# Only differences in chemical potential have physical meaning?

Is the statement in the title true? Does the chemical potential of a single pure substance that does not undergo any chemical reactions or phase changes have any physical meaning?

I would say no. The chemical potential is directly equal to the Fermi energy in some ideal ($T=0$) systems. This chemical potential is dependent on electron mass, number of electrons and volume.

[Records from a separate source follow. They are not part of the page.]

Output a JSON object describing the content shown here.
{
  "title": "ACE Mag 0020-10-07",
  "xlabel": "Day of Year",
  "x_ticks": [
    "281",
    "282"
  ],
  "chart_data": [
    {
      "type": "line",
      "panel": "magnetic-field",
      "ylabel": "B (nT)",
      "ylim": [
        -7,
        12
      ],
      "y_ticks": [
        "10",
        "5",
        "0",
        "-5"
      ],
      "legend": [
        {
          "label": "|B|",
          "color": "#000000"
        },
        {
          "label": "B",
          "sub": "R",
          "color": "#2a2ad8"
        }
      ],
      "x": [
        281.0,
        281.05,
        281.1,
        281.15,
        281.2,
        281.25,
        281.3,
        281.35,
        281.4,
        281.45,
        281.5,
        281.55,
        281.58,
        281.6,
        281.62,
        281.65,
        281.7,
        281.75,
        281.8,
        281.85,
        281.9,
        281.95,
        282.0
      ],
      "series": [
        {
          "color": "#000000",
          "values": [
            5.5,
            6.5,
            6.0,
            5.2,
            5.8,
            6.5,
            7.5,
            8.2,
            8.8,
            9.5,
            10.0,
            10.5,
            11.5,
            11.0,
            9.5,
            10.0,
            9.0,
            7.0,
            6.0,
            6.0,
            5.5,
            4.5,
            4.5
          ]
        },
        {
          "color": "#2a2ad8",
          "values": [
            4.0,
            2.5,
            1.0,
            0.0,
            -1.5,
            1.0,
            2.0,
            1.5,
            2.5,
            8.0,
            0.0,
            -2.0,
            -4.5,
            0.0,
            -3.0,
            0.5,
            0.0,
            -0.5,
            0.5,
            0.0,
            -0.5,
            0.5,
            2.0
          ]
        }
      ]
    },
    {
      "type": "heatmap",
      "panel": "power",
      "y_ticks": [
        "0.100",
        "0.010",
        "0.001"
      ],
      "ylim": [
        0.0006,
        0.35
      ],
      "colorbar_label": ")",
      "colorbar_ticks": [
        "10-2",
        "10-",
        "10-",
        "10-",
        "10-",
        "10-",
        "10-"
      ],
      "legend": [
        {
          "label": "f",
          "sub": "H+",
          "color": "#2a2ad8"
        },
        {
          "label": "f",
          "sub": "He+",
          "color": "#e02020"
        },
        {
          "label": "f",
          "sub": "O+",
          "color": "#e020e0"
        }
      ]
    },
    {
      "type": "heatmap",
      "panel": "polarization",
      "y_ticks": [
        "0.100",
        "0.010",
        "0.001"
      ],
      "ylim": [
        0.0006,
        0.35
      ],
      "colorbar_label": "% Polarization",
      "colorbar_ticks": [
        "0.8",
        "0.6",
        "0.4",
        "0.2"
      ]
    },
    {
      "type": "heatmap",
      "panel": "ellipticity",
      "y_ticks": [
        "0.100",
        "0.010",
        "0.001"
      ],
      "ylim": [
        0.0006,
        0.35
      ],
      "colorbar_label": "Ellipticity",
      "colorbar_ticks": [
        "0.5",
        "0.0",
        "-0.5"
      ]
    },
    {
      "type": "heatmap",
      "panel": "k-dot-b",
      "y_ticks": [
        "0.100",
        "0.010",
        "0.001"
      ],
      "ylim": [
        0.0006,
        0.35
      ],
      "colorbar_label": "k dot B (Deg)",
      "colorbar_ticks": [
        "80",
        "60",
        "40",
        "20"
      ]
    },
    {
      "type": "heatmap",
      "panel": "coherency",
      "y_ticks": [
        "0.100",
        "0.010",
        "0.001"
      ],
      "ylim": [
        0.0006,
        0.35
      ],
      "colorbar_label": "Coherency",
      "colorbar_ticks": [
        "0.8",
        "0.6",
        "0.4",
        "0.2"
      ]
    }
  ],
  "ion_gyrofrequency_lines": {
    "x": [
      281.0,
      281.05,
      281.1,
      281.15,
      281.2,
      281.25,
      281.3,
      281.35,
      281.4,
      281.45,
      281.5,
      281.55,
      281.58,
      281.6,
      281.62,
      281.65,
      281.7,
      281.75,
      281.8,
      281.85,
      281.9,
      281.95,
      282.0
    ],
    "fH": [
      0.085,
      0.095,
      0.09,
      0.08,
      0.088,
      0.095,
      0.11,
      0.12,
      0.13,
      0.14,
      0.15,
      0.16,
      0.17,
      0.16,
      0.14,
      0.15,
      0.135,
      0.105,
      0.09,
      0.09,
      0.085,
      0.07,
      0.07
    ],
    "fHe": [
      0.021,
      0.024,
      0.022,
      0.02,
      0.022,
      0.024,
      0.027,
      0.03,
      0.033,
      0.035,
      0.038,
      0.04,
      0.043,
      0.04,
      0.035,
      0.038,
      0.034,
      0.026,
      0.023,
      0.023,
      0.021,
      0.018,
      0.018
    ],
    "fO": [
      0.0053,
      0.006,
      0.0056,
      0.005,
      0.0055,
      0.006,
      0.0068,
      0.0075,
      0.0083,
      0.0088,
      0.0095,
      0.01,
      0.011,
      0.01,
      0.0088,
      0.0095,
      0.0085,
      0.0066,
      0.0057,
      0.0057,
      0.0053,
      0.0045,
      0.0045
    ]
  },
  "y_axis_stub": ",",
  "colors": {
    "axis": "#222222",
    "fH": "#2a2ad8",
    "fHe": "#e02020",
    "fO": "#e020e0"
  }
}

Yes. Irrespective of the phase or reaction, chemical potential refers to the change in total free energy (Gibbs free energy) with the change in number of particles of the system. Fundamental definition is $\mu = \frac{\partial G}{\partial n}$ where n represents the number of particles in the system and G the total Gibb's free energy. For a pure substance total free energy is the product of the number of moles and molar Gibbs free energy ($G = n G_m$). For a pure system, adding a new particle does not change the environment (meaning dilute the system) and hence the above relation. Hence for such systems the derivative is simply the molar Gibb's free energy ($\mu = G_m$). For ideal gases, one can use fundamental property relation of $dG$ with pressure $P$ to calculate the dependency of $\mu$ with $P$ (under NO phase change even). For ideal gases this reads as $\mu = \mu_0 + RTlog(P/P_0)$. All one can say is that the base chemical potential $\mu_0$ is arbitrary and hence $\Delta \mu$ has real physical meaning. Probably for ideal gases, this may not be evident. But it is very evident for real gases and liquids.